Now some of you non-Brits (like my sister) may not have heard of our Ken but let me tell you, he is a very big celebrity over here, an institution - like tea or fish and chips or the Queen. I smiled at him and he acknowledged my recognition with a friendly wave of the hand. We went to sit out of sight in the bookshop area of the café but then, on second thought, I decided to go back and ask for Ken's autograph. He and his companion (Gladys) were drinking their tea when I sidled up with my little brown notebook and, having ascertained my name, Doddy graciously gave me the memento you see here on the left.

We chatted for a few minutes and he said he had come to the gallery to look at his portrait. I asked if he liked it and Ken's furrowed brow furrowed a bit more. "It's...um...interesting", he said. I mentioned (I would, wouldn't I?) that I am an artist and he asked: "Do you reveal the inner self?" I said: "Sometimes it works , sometimes it doesn't." (Yes it did cross my mind that I would love to be asked to paint his portrait and that it would be more than "interesting" and I did mention that I have a website). The charming Gladys said that Ken too has a website and I resolved to look it up as soon as I got home. As I left I handed Ken Dodd my card and invited him and Gladys to visit my cyber home. Maybe they already have?

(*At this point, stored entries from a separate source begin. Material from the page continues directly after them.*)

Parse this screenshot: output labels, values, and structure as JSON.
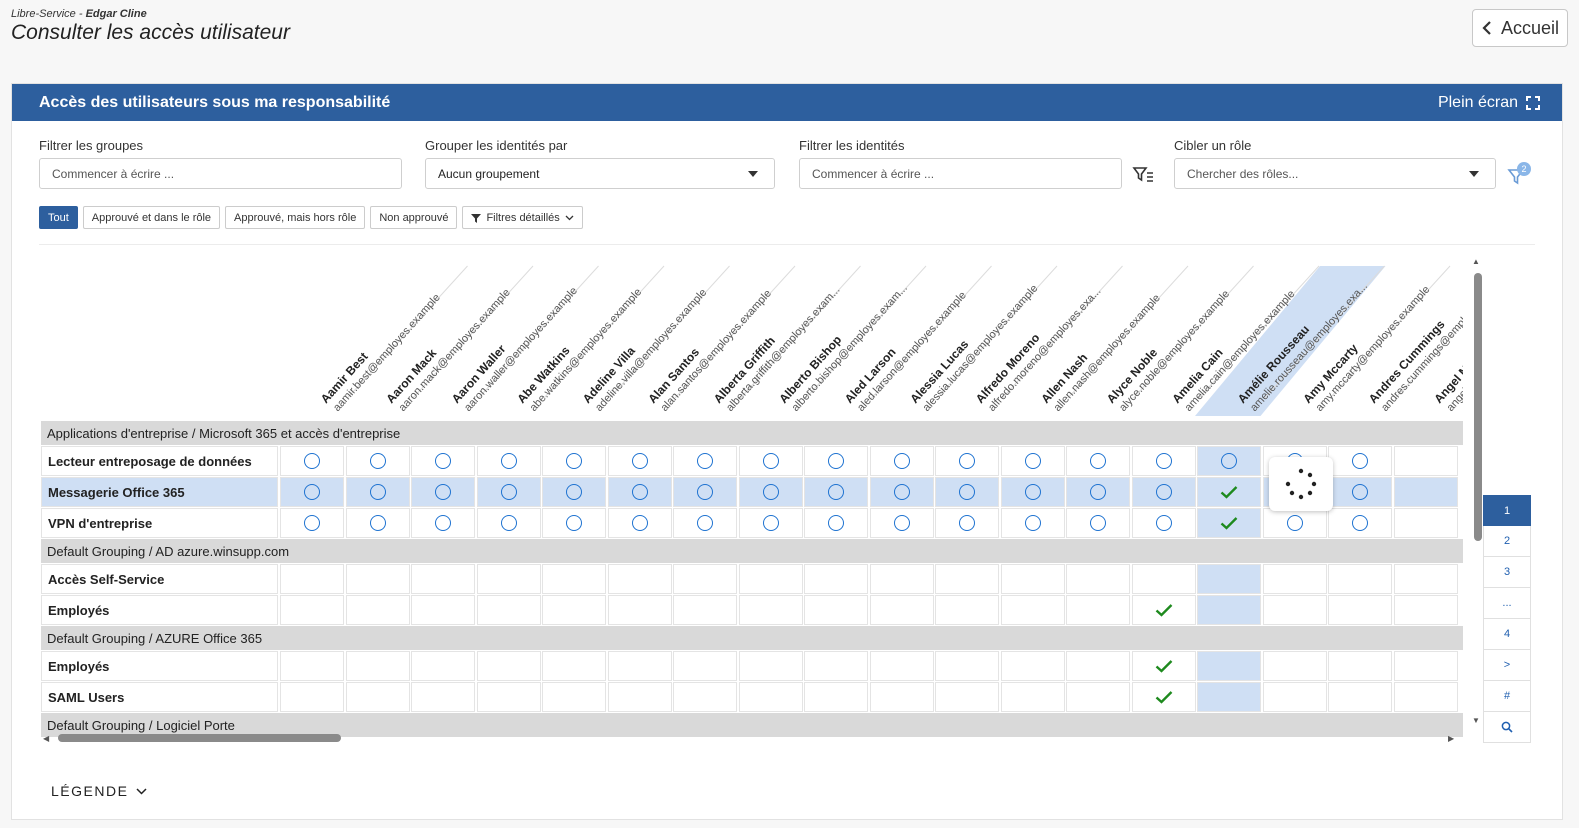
{
  "breadcrumb": {
    "prefix": "Libre-Service - ",
    "user": "Edgar Cline"
  },
  "page_title": "Consulter les accès utilisateur",
  "home_button": "Accueil",
  "panel": {
    "title": "Accès des utilisateurs sous ma responsabilité",
    "fullscreen": "Plein écran"
  },
  "filters": {
    "groups": {
      "label": "Filtrer les groupes",
      "placeholder": "Commencer à écrire ..."
    },
    "grouping": {
      "label": "Grouper les identités par",
      "value": "Aucun groupement"
    },
    "identities": {
      "label": "Filtrer les identités",
      "placeholder": "Commencer à écrire ..."
    },
    "role": {
      "label": "Cibler un rôle",
      "placeholder": "Chercher des rôles...",
      "badge": "2"
    }
  },
  "chips": [
    "Tout",
    "Approuvé et dans le rôle",
    "Approuvé, mais hors rôle",
    "Non approuvé",
    "Filtres détaillés"
  ],
  "columns": [
    {
      "name": "Aamir Best",
      "email": "aamir.best@employes.example"
    },
    {
      "name": "Aaron Mack",
      "email": "aaron.mack@employes.example"
    },
    {
      "name": "Aaron Waller",
      "email": "aaron.waller@employes.example"
    },
    {
      "name": "Abe Watkins",
      "email": "abe.watkins@employes.example"
    },
    {
      "name": "Adeline Villa",
      "email": "adeline.villa@employes.example"
    },
    {
      "name": "Alan Santos",
      "email": "alan.santos@employes.example"
    },
    {
      "name": "Alberta Griffith",
      "email": "alberta.griffith@employes.exam..."
    },
    {
      "name": "Alberto Bishop",
      "email": "alberto.bishop@employes.exam..."
    },
    {
      "name": "Aled Larson",
      "email": "aled.larson@employes.example"
    },
    {
      "name": "Alessia Lucas",
      "email": "alessia.lucas@employes.example"
    },
    {
      "name": "Alfredo Moreno",
      "email": "alfredo.moreno@employes.exa..."
    },
    {
      "name": "Allen Nash",
      "email": "allen.nash@employes.example"
    },
    {
      "name": "Alyce Noble",
      "email": "alyce.noble@employes.example"
    },
    {
      "name": "Amelia Cain",
      "email": "amelia.cain@employes.example"
    },
    {
      "name": "Amélie Rousseau",
      "email": "amelie.rousseau@employes.exa..."
    },
    {
      "name": "Amy Mccarty",
      "email": "amy.mccarty@employes.example"
    },
    {
      "name": "Andres Cummings",
      "email": "andres.cummings@employes.example"
    },
    {
      "name": "Angel Ma",
      "email": "angel.m"
    }
  ],
  "sections": [
    {
      "group": "Applications d'entreprise / Microsoft 365 et accès d'entreprise",
      "rows": [
        {
          "label": "Lecteur entreposage de données",
          "cells": "ccccccccccccccccc"
        },
        {
          "label": "Messagerie Office 365",
          "cells": "ccccccccccccccvcc"
        },
        {
          "label": "VPN d'entreprise",
          "cells": "ccccccccccccccvcc"
        }
      ]
    },
    {
      "group": "Default Grouping / AD azure.winsupp.com",
      "rows": [
        {
          "label": "Accès Self-Service",
          "cells": "................."
        },
        {
          "label": "Employés",
          "cells": ".............v..."
        }
      ]
    },
    {
      "group": "Default Grouping / AZURE Office 365",
      "rows": [
        {
          "label": "Employés",
          "cells": ".............v..."
        },
        {
          "label": "SAML Users",
          "cells": ".............v..."
        }
      ]
    },
    {
      "group": "Default Grouping / Logiciel Porte",
      "rows": []
    }
  ],
  "pager": [
    "1",
    "2",
    "3",
    "...",
    "4",
    ">",
    "#"
  ],
  "legend": "LÉGENDE",
  "colors": {
    "brand": "#2d5f9e",
    "highlight": "#cfdff4",
    "check": "#1e8a1e",
    "circle": "#1f73d1"
  }
}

After tea, Annie and I went upstairs and found the portrait of Ken Dodd by David Cobley . I could see why Ken's verdict was hesitant: it is only an "interesting" portrait - one of the better ones in what is, in my opinion, a very poor collection of contemporary portraiture (likenesses: yes. Good paintings: mostly not). It captures the anything-but-funny exhaustion and sadness of the long-running, driven comic but it misses his warmth and humanity - the qualities that have made him so popular for so long. With my French/Russian/South American background I must admit that I didn't really get Ken Dodd's humour in the past: Diddy Men, tickling stick, chuckabutties - what was that all about? But I do recognise that he has something unique - not a satirist, not an innovator, but a hard-working man, a craftsman who has built his comic style like an old-time cobbler fashions a pair of shoes. He concentrates on what he does best, regardless of changing tastes and trends, works overtime, loves his audience and stays approachable. "Innocent surrealism" is how Andrew Martin (in an article I've linked to above) describes what he does and that's exactly right. My chance meeting in the N.P.G café was such a pleasure because Ken Dodd seemed like a loved and eccentric old friend.